Non erano uomini noti per i loro nomi, ma per la precisione delle loro dita.
Avevo intravisto un certo Lodovico, mani scure di calamina e uno sguardo attento come quello dei cesellatori più anziani della Fraglia.
Un altro, con l'accento di Nanto, tracciava sul metallo linee sottilissime, quasi a memoria.
Non servivano parole tra noi, ma sapevo che anche Alessandro e Francesco notavano i dettagli. Non era il momento della forma, ma del significato. Ciò che sii stava creando non doveva solo essere bello. Doveva pesare, nell’anima della città.
Improvvisamente un rumore di metallo cadde tra i ponteggi.
Mi voltai, allarmato.
Nessuno pareva aver sentito, né notato nulla di insolito.
Eppure, per un attimo, ebbi l’impressione che qualcuno, al piano superiore, stesse osservando anche me.
Il ricordo della morte tornò a trovarmi, come sempre più spesso stava avvenendo.
Ero sempre insieme a Leonida e Orazio, i due figli che avevo perso cinque anni prima, e sapevo che tra non molto sarebbe toccato anche a me.
E' questione di un attimo - riflettei tornando questa volta ai diversi operai che avevo perso nei miei cantieri.
Una disattenzione, la sfortuna, il fato...
«Troppo buio per controllare il riflesso»
La voce del Vittoria, bassa. Era dietro di me, sfiorava con un dito l'argento. Un bagliore appena percepibile, quasi inquietante, lungo i bordi.
Ciò che era fuori di me, era anche dentro di me.

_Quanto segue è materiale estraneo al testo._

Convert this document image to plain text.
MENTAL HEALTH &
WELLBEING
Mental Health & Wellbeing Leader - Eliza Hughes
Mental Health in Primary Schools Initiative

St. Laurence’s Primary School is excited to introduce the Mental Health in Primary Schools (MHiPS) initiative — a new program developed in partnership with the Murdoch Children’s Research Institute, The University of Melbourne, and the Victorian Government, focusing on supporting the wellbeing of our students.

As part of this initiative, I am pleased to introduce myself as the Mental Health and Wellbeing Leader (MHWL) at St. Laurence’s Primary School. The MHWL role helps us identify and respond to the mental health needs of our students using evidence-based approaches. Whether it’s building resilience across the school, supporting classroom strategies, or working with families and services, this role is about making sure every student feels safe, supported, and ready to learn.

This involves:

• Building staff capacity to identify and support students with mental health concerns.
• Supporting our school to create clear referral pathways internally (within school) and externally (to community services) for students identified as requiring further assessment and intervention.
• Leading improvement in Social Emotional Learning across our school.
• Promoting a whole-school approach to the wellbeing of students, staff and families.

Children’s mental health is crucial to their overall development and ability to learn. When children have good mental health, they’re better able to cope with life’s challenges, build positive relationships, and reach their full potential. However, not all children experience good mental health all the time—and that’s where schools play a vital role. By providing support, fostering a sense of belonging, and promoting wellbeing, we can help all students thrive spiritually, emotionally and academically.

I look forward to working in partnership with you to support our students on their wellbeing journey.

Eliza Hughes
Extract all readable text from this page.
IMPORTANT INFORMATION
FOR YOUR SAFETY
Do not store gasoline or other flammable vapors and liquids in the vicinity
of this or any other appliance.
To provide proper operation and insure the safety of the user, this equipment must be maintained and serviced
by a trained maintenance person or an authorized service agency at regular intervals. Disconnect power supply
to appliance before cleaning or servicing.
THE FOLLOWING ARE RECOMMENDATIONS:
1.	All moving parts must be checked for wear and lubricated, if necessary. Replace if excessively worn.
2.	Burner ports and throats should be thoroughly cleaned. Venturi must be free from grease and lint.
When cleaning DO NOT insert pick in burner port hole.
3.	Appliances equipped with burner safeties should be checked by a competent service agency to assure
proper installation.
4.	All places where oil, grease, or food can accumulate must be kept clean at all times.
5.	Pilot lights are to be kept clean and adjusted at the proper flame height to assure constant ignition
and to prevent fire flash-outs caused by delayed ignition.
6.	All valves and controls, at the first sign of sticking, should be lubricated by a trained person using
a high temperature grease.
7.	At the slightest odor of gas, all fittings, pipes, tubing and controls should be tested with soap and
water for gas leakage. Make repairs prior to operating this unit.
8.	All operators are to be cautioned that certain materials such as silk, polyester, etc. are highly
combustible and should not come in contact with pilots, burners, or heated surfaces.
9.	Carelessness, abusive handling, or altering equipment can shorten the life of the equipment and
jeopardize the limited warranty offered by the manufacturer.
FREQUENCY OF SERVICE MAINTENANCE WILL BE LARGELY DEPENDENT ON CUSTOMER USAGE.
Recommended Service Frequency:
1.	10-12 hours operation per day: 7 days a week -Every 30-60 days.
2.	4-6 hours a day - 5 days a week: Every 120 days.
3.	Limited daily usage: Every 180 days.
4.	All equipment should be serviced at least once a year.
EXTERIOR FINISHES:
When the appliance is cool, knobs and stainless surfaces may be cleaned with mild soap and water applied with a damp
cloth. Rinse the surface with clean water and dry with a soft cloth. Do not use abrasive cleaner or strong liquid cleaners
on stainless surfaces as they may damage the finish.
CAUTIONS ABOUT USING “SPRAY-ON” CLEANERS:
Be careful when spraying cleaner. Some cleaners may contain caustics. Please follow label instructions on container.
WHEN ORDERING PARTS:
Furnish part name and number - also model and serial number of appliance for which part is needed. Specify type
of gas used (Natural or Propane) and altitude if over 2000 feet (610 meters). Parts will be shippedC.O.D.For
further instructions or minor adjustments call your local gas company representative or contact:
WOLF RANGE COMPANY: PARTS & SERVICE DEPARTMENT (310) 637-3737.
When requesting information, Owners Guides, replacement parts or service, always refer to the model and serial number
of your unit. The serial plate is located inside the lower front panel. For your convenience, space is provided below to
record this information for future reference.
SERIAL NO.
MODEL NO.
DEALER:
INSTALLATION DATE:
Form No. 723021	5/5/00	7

Seguitai nei miei pensieri: tutto, per tutti noi, attraverso tutti noi, sarebbe vissuto in eterno.
La nostra bellissima Vicenza era destinata a brillare come un talismano tra le pieghe della storia, grazie alle mani e alle idee di chi pensava e lavorava.
Le tavole di legno scricchiolavano a ogni colpo di martello, e il profumo acre del ferro battuto si mescolava a quello della calce ancora fresca. In quel reticolo di travi e corde, io, Andrea Palladio, osservavo il cuore pulsante della mia città.
Tutto era un segno. Una promessa. Un presagio.